Moving a large table from MySQL to Redis, you'll find it hard to tolerate the slow pace of fetching, converting, or loading a row of data. Here I'm going to tell you a little trick that frees you up. Use pipe output to pass the contents of the MySQL command line directly to Redis-cli to bypass the "middleware" approach so that the two can achieve the best possible speed in data manipulation.
A MySQL table of about 8 million rows of data, originally imported into the Redis takes 90 minutes, after using this method, only need two minutes. Whether you believe it or not, I believe it anyway.

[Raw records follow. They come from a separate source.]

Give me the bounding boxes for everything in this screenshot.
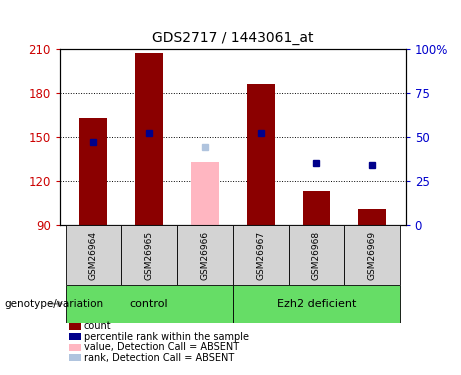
Title: GDS2717 / 1443061_at: GDS2717 / 1443061_at [152,31,313,45]
Text: GSM26969: GSM26969 [368,230,377,280]
Bar [247,84,275,225]
Text: GSM26967: GSM26967 [256,230,265,280]
Bar [302,191,331,225]
Text: GSM26966: GSM26966 [201,230,209,280]
Bar [233,225,289,285]
Text: GSM26965: GSM26965 [145,230,154,280]
Bar [191,162,219,225]
Text: GSM26968: GSM26968 [312,230,321,280]
Bar [65,225,121,285]
Text: genotype/variation: genotype/variation [5,299,104,309]
Bar [233,285,400,322]
Bar [289,225,344,285]
Bar [65,285,233,322]
Text: control: control [130,299,168,309]
Text: rank, Detection Call = ABSENT: rank, Detection Call = ABSENT [84,353,234,363]
Bar [358,209,386,225]
Bar [121,225,177,285]
Text: GSM26964: GSM26964 [89,231,98,279]
Bar [79,118,107,225]
Bar [344,225,400,285]
Text: count: count [84,321,112,331]
Text: Ezh2 deficient: Ezh2 deficient [277,299,356,309]
Bar [177,225,233,285]
Bar [135,53,163,225]
Text: percentile rank within the sample: percentile rank within the sample [84,332,249,342]
Text: value, Detection Call = ABSENT: value, Detection Call = ABSENT [84,342,239,352]
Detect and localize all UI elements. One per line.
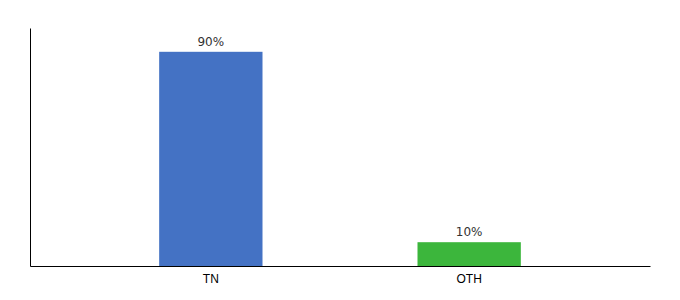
data-label: 10% bbox=[456, 225, 483, 239]
bars bbox=[159, 52, 521, 266]
data-label: 90% bbox=[197, 35, 224, 49]
x-tick: OTH bbox=[456, 266, 481, 286]
y-axis bbox=[30, 29, 31, 267]
plot-area: TN OTH 90% 10% bbox=[31, 29, 651, 286]
chart-svg: TN OTH 90% 10% bbox=[0, 0, 680, 300]
chart-container: TN OTH 90% 10% bbox=[0, 0, 680, 300]
data-labels: 90% 10% bbox=[197, 35, 482, 239]
x-tick: TN bbox=[203, 266, 219, 286]
bar bbox=[418, 242, 521, 266]
x-tick-label: TN bbox=[203, 272, 219, 286]
x-tick-label: OTH bbox=[456, 272, 481, 286]
x-axis-line bbox=[31, 266, 651, 267]
y-axis-line bbox=[30, 29, 31, 267]
bar bbox=[159, 52, 262, 266]
x-axis: TN OTH bbox=[31, 266, 651, 286]
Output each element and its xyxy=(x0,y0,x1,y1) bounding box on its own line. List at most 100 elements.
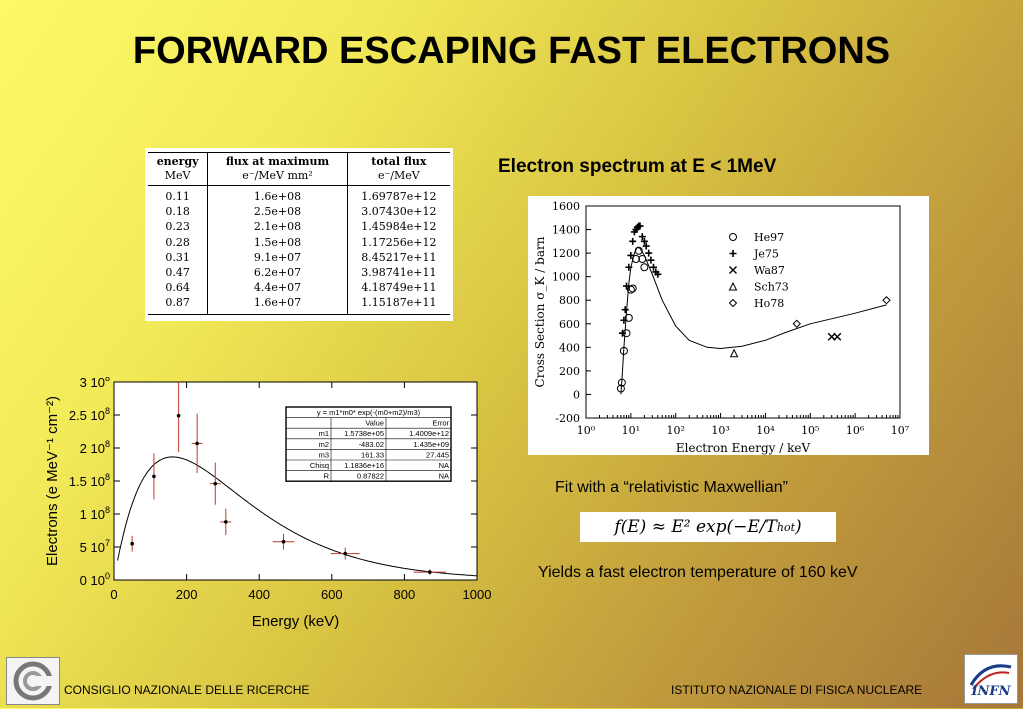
data-point xyxy=(343,551,348,556)
table-cell: 8.45217e+11 xyxy=(361,250,437,264)
plot-frame xyxy=(585,205,901,419)
data-point-je75 xyxy=(640,237,648,245)
fit-table-cell: m3 xyxy=(319,450,329,459)
y-tick-exponent: 0 xyxy=(105,571,110,581)
y-tick-label: 200 xyxy=(559,365,580,378)
table-cell: 2.5e+08 xyxy=(207,204,348,220)
table-row: 0.31 9.1e+07 8.45217e+11 xyxy=(148,249,450,266)
cnr-logo xyxy=(6,657,60,705)
data-point-he97 xyxy=(638,255,647,263)
table-cell: 4.4e+07 xyxy=(207,280,348,296)
x-tick-label: 10⁷ xyxy=(891,424,910,437)
y-tick-exponent: 8 xyxy=(105,377,110,383)
y-tick-label: 1400 xyxy=(552,224,580,237)
formula-subscript: hot xyxy=(776,520,796,534)
data-point xyxy=(428,570,432,574)
table-row: 0.23 2.1e+08 1.45984e+12 xyxy=(148,219,450,235)
data-point-je75 xyxy=(629,237,637,245)
data-point-wa87 xyxy=(833,332,842,341)
data-point-he97 xyxy=(617,378,626,387)
fit-table-cell: 1.435e+09 xyxy=(413,440,449,449)
data-point-je75 xyxy=(623,282,631,290)
table-cell: 0.64 xyxy=(148,280,209,296)
x-axis-label: Energy (keV) xyxy=(252,613,340,630)
x-axis-label: Electron Energy / keV xyxy=(676,441,811,455)
y-tick-label: 2.5 108 xyxy=(69,406,110,423)
table-cell: 2.1e+08 xyxy=(207,219,348,235)
data-point xyxy=(224,520,228,524)
fit-curve xyxy=(117,456,478,577)
data-point xyxy=(152,474,156,479)
data-point-je75 xyxy=(642,242,650,250)
infn-logo: INFN xyxy=(964,654,1018,704)
y-tick-mantissa: 2 10 xyxy=(80,441,105,456)
table-cell: 1.15187e+11 xyxy=(347,295,450,315)
table-row: 0.11 1.6e+08 1.69787e+12 xyxy=(148,185,450,205)
y-tick-exponent: 8 xyxy=(105,472,110,482)
y-axis-label: Cross Section σ_K / barn xyxy=(533,236,547,387)
legend-marker-he97 xyxy=(729,233,737,241)
header-flux-max-unit: e⁻/MeV mm² xyxy=(207,169,348,186)
y-tick-label: 1 108 xyxy=(80,505,110,522)
legend-marker-je75 xyxy=(729,250,737,257)
data-point-he97 xyxy=(626,285,635,294)
legend-label: Sch73 xyxy=(754,281,789,294)
fit-table-cell: 0.87822 xyxy=(357,472,384,481)
fit-table-cell: -483.02 xyxy=(359,440,384,449)
y-tick-label: 0 100 xyxy=(80,571,110,588)
legend-label: Wa87 xyxy=(754,264,785,277)
fit-table-cell: 1.5738e+05 xyxy=(344,429,384,438)
table-cell: 0.31 xyxy=(148,249,209,266)
x-tick-label: 1000 xyxy=(463,587,492,602)
table-cell: 1.6e+07 xyxy=(207,295,348,315)
y-tick-label: 2 108 xyxy=(80,439,110,456)
theory-curve xyxy=(620,246,887,395)
table-row: 0.87 1.6e+07 1.15187e+11 xyxy=(148,295,450,315)
x-tick-label: 10⁴ xyxy=(756,424,775,437)
data-point-he97 xyxy=(640,263,649,272)
data-point-je75 xyxy=(650,263,658,271)
y-tick-label: 0 xyxy=(573,388,580,401)
header-total-flux-unit: e⁻/MeV xyxy=(347,169,450,186)
legend-marker-ho78 xyxy=(728,298,738,308)
y-axis-label: Electrons (e MeV⁻¹ cm⁻²) xyxy=(44,396,61,566)
fit-table-cell: 1.4009e+12 xyxy=(409,429,449,438)
y-tick-mantissa: 5 10 xyxy=(80,540,105,555)
footer-infn: ISTITUTO NAZIONALE DI FISICA NUCLEARE xyxy=(671,683,923,697)
data-point-he97 xyxy=(631,255,640,263)
fit-table-cell: 161.33 xyxy=(361,450,384,459)
table-cell: 1.17256e+12 xyxy=(361,235,437,249)
y-tick-exponent: 8 xyxy=(105,406,110,416)
legend-marker-wa87 xyxy=(729,266,737,274)
x-tick-label: 10⁵ xyxy=(801,424,819,437)
y-tick-label: 1200 xyxy=(552,247,580,260)
y-tick-label: 1600 xyxy=(552,200,580,213)
y-tick-label: 3 108 xyxy=(80,377,110,390)
y-tick-exponent: 8 xyxy=(105,439,110,449)
y-tick-mantissa: 2.5 10 xyxy=(69,408,105,423)
data-point xyxy=(281,539,286,544)
cross-section-chart: -200 0 200 400 600 800 1000 1200 1400 1600 10⁰ 10¹ 1… xyxy=(528,196,929,455)
x-tick-label: 10¹ xyxy=(622,424,640,437)
fit-table-cell: m2 xyxy=(319,440,329,449)
fit-description: Fit with a “relativistic Maxwellian” xyxy=(555,479,788,496)
table-row: 0.47 6.2e+07 3.98741e+11 xyxy=(148,265,450,281)
data-point-he97 xyxy=(624,313,633,322)
table-cell: 0.47 xyxy=(148,265,209,281)
data-point-je75 xyxy=(636,222,644,230)
fit-table-cell: Chisq xyxy=(310,461,329,470)
y-tick-label: -200 xyxy=(555,412,580,425)
table-cell: 4.18749e+11 xyxy=(361,281,437,295)
x-tick-label: 200 xyxy=(176,587,198,602)
y-tick-label: 400 xyxy=(559,341,580,354)
y-tick-exponent: 7 xyxy=(105,538,110,548)
header-flux-max: flux at maximum xyxy=(207,152,348,169)
data-point-he97 xyxy=(619,346,628,355)
x-tick-label: 10² xyxy=(667,424,685,437)
data-point-je75 xyxy=(621,306,629,314)
legend-label: Ho78 xyxy=(754,297,784,310)
table-cell: 0.87 xyxy=(148,295,209,315)
y-tick-exponent: 8 xyxy=(105,505,110,515)
table-cell: 3.07430e+12 xyxy=(361,205,437,219)
data-point xyxy=(176,413,181,418)
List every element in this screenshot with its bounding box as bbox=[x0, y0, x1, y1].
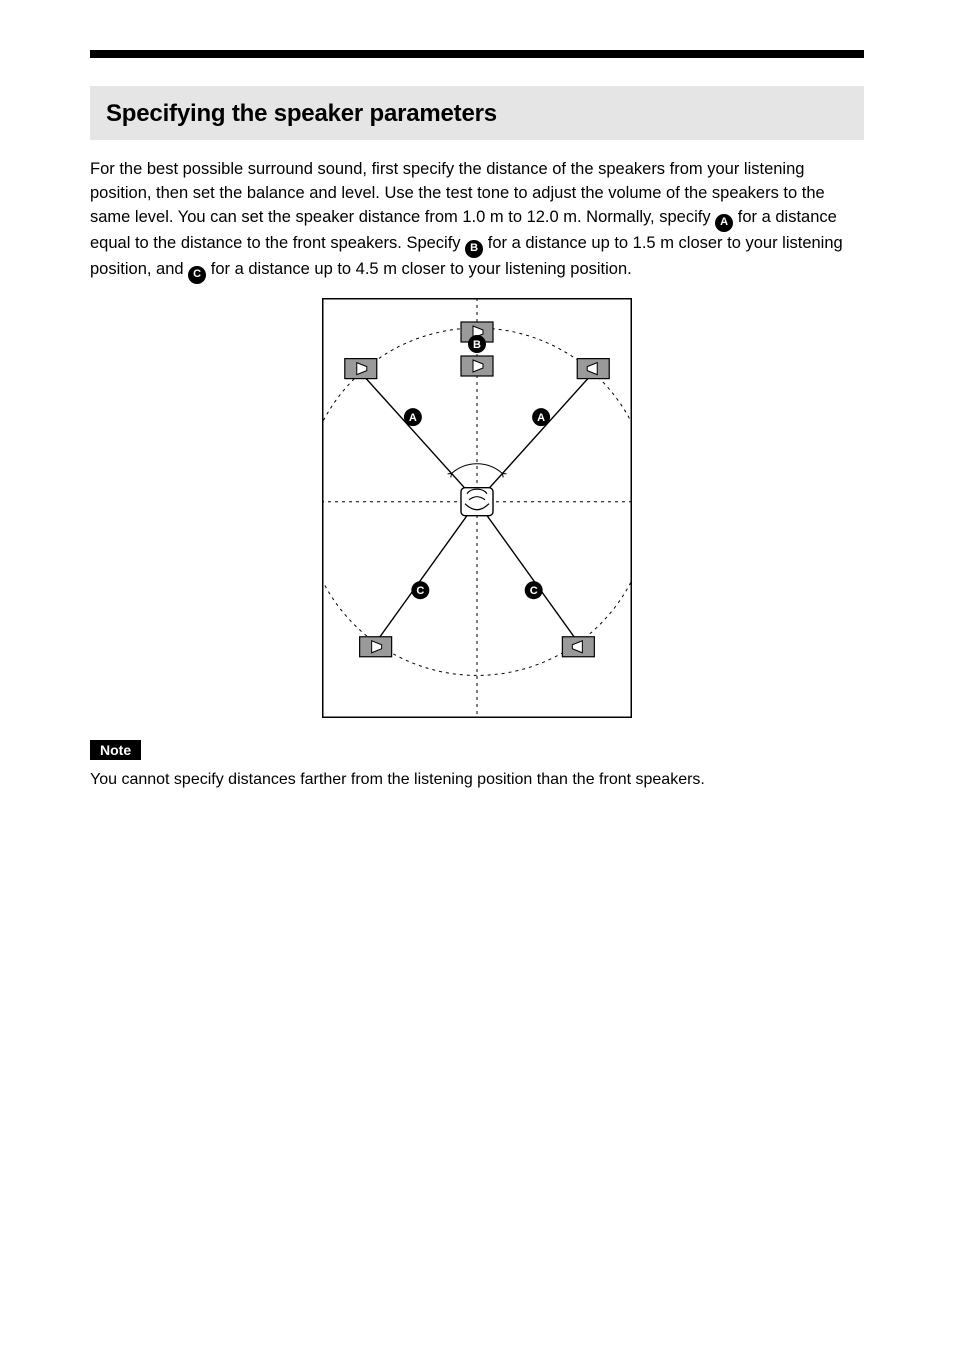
badge-c-inline: C bbox=[188, 266, 206, 284]
intro-paragraph: For the best possible surround sound, fi… bbox=[90, 158, 864, 284]
badge-b-inline: B bbox=[465, 240, 483, 258]
svg-text:A: A bbox=[409, 412, 417, 424]
note-label: Note bbox=[90, 740, 141, 760]
section-heading-band: Specifying the speaker parameters bbox=[90, 86, 864, 140]
intro-text-4: for a distance up to 4.5 m closer to you… bbox=[211, 260, 632, 278]
note-text: You cannot specify distances farther fro… bbox=[90, 768, 864, 791]
svg-text:C: C bbox=[416, 585, 424, 597]
diagram-container: A A B C C bbox=[90, 298, 864, 718]
section-heading: Specifying the speaker parameters bbox=[106, 100, 848, 128]
badge-a-left: A bbox=[404, 408, 422, 426]
svg-text:A: A bbox=[537, 412, 545, 424]
speaker-layout-diagram: A A B C C bbox=[322, 298, 632, 718]
badge-c-left: C bbox=[411, 581, 429, 599]
top-rule bbox=[90, 50, 864, 58]
svg-text:B: B bbox=[473, 339, 481, 351]
badge-a-right: A bbox=[532, 408, 550, 426]
svg-text:C: C bbox=[530, 585, 538, 597]
badge-b: B bbox=[468, 335, 486, 353]
badge-c-right: C bbox=[525, 581, 543, 599]
badge-a-inline: A bbox=[715, 214, 733, 232]
intro-text-1: For the best possible surround sound, fi… bbox=[90, 160, 825, 226]
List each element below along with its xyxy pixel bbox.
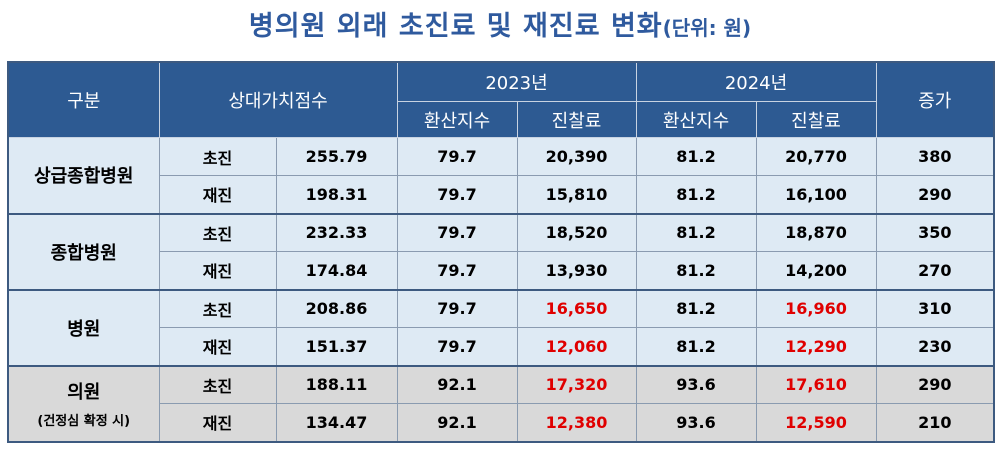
increase-value: 380 bbox=[875, 137, 995, 176]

MySQL to Redis data protocol
The Redis-cli command-line tool has a bulk insert pattern designed specifically for batch execution commands. This first step is to format the contents of the MySQL query into REDIS-CLI available data formats. Here we go!
My statistics:
CREATE TABLE events_all_time (
ID int (one) unsigned not NULL auto_increment,
action varchar (255) NOT NULL,
cou NT Int (one) not NULL DEFAULT 0,
PRIMARY key (ID),
UNIQUE key uniq_action (action)
;
The Redis command to be executed in each row of data is as follows:
Hset Events_all_time [Action] [count]
Follow the Redis command rules above to create a Events_to_redis.sql file that contains the SQL used to generate the Redis Data protocol format:
--Events_to_redis.sql
SELECT CONCAT (
"*4\r\n",
' $ ', Length (redis_cmd), ' \ r \ n ',
redis_cmd, ' \ r \ n ',
' $ ', Length (Redis_key), ' \ r \ n ',
redis_key, ' \ r \ n ', '
$ ', Length (hkey), ' \ r \ n ',
hkey, ' \ r \ n ',
' $ ', Length (hval), ' \ r \ n ',
Hval, ' \ R '
) from
(
SELECT
' Hset ' as Redis_cmd,
' Events_all_time ' as Redis_key,
action As HKEY,
count as Hval from
events_all_time
) as T
OK, execute with the following command:
MySQL stats_db--skip-column-names--raw < Events_to_redis.sql | REDIS-CLI--pipe
Very important MySQL parameter description:
- --raw: Make MySQL do not convert newline characters in field values.
- --skip-column-names: Do not include column names in each row of the MySQL output.